In the early morning, men, women and children multiply the journeys between nearby mines and their village to collect as much coal as possible in a minimum of time. They slalom on steep and rocky trails carrying baskets weighing up to forty kilos. Then a long combustion process begins to extract the noxious materials from the coal (carbon monoxide, sulfur dioxide, mercury ...) and turn them into "soft coal", a marketable ore. To obtain it, and despite the obvious health risks, the thick black smoke from the burns emerge in the middle of the houses of each village and pollute a little more air already saturated with toxic substances.

After burning for 6 or 7 hours, the coal is bagged and loaded on bicycles.
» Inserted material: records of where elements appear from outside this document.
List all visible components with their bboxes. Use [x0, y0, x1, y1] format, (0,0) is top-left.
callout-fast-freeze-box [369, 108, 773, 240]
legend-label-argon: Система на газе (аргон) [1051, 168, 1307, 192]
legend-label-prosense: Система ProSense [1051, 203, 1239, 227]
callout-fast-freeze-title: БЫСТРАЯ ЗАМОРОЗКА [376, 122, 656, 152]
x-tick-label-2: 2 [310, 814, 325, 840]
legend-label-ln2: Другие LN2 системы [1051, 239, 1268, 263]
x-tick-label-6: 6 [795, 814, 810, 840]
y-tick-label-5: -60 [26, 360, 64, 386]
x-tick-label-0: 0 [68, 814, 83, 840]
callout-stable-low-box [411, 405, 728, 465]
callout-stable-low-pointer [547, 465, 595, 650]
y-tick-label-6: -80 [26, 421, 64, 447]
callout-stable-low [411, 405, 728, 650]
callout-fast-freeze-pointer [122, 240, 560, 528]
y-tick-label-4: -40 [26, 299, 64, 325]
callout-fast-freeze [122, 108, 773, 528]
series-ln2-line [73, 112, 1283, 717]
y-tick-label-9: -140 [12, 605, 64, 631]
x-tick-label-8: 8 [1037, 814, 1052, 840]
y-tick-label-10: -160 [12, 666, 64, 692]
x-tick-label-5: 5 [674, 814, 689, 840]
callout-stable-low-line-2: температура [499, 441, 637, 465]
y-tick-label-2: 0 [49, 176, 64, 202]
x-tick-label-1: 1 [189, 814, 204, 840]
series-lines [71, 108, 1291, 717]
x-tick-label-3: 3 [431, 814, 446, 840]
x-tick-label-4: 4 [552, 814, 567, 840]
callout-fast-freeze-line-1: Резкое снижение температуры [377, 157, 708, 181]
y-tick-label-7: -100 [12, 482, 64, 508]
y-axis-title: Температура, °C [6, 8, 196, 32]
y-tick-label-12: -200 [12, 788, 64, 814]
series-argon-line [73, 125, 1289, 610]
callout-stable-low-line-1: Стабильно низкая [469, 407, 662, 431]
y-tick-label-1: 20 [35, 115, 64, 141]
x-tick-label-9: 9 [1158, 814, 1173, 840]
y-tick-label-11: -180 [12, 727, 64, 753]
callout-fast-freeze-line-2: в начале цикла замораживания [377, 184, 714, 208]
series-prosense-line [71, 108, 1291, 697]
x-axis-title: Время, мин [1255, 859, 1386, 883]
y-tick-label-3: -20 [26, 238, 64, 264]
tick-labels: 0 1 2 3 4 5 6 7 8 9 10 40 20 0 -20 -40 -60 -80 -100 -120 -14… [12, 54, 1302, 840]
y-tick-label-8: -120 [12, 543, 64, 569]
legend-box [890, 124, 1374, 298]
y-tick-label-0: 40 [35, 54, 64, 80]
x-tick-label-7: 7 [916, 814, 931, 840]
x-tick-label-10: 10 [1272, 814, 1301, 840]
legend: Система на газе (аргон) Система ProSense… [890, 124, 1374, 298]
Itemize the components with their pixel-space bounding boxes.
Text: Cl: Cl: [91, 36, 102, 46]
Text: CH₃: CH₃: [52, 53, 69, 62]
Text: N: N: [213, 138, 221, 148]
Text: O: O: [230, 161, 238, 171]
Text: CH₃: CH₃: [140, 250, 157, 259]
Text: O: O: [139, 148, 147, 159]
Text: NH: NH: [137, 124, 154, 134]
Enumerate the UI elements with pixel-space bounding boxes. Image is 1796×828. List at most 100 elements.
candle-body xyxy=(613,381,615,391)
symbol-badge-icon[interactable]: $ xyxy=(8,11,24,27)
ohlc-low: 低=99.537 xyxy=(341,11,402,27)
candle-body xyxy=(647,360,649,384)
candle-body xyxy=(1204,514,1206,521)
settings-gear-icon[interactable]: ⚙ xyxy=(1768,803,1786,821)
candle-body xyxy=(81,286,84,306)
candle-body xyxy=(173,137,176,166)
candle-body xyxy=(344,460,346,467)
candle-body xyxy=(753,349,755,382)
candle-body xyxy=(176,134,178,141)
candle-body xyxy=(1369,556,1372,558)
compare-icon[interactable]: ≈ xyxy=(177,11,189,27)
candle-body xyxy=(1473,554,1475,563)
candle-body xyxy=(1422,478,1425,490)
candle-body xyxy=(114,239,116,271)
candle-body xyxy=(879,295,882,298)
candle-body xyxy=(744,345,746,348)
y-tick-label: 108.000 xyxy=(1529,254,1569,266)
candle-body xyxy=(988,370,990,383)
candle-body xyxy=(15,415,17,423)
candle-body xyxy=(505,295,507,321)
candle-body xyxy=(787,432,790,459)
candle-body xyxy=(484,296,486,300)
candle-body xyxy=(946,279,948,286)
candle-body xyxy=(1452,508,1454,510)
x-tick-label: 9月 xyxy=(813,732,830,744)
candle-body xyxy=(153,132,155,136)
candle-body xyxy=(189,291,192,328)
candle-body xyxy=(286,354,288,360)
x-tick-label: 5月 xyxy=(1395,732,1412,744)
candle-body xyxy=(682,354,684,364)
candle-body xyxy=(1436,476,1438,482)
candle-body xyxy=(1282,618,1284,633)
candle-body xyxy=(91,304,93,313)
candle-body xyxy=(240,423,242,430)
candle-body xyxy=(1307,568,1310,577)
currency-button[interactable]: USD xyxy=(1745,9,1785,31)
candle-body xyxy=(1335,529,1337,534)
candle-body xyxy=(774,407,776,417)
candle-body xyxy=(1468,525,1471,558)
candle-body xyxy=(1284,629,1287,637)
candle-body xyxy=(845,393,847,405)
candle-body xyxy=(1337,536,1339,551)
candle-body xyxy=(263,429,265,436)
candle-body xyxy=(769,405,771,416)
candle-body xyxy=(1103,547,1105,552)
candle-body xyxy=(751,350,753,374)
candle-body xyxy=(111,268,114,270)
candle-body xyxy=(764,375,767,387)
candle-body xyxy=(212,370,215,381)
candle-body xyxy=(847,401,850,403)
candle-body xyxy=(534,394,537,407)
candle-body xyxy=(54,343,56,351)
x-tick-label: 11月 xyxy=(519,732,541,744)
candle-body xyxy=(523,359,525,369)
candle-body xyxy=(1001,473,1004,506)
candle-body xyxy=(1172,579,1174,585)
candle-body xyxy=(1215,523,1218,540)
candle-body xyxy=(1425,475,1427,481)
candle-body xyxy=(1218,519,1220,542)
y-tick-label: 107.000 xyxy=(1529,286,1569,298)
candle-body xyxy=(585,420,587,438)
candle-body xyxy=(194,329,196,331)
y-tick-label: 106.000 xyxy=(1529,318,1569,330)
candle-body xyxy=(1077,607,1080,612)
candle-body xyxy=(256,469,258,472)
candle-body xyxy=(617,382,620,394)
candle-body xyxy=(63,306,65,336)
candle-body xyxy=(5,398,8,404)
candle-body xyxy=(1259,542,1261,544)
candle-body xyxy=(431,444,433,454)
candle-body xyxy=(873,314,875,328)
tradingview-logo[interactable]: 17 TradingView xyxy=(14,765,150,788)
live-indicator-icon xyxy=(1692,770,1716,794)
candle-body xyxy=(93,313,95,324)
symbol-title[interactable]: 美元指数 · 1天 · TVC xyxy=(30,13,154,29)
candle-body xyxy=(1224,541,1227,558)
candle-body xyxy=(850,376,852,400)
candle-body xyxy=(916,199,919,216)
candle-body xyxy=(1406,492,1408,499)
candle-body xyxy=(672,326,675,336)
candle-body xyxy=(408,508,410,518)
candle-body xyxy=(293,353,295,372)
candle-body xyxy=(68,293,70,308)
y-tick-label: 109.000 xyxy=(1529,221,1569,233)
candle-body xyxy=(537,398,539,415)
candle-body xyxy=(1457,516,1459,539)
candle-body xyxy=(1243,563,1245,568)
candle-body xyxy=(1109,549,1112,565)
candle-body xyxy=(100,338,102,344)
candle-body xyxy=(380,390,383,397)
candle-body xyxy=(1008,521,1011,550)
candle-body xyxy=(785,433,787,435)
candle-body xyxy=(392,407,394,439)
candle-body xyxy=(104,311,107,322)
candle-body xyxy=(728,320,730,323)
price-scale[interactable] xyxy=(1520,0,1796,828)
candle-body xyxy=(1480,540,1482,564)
The pushers, solo or in teams of 2, carry up to 400 kilos of coal for about ten kilometers before reselling it in the shops of Jharia or in the black market of Dhanbad. This Herculean work earns them 2 to 3 euros a day.

A multitude of villages, mainly surrounding the city of Jharia, are threatened by flames and landslides but the phenomenon is too important to be contained. Moreover, this disaster is an excellent pretext to evacuate people, reclaim the land and expand coalfields without raising protests. Thousands of families, literally and financially on the brink, are desperate for help. A government-led rehabilitation operation is underway, but their program is falling behind. 100,000 families must be urgently moved, while Belgaria, a new agglomeration built between 2008 and today, can only accommodate 7,000 of them. To date, two construction phases have been completed and four others are under construction. These apartments are supplied with water and electricity but Belgaria is about twenty kilometers from Dhanbad and nobody wants to settle there. There is no work and no transportation. The relocated, isolated and idle, live on an allowance of 300 rupees (4 euros) which is paid to them for 500 days before ending up in misery without exit door.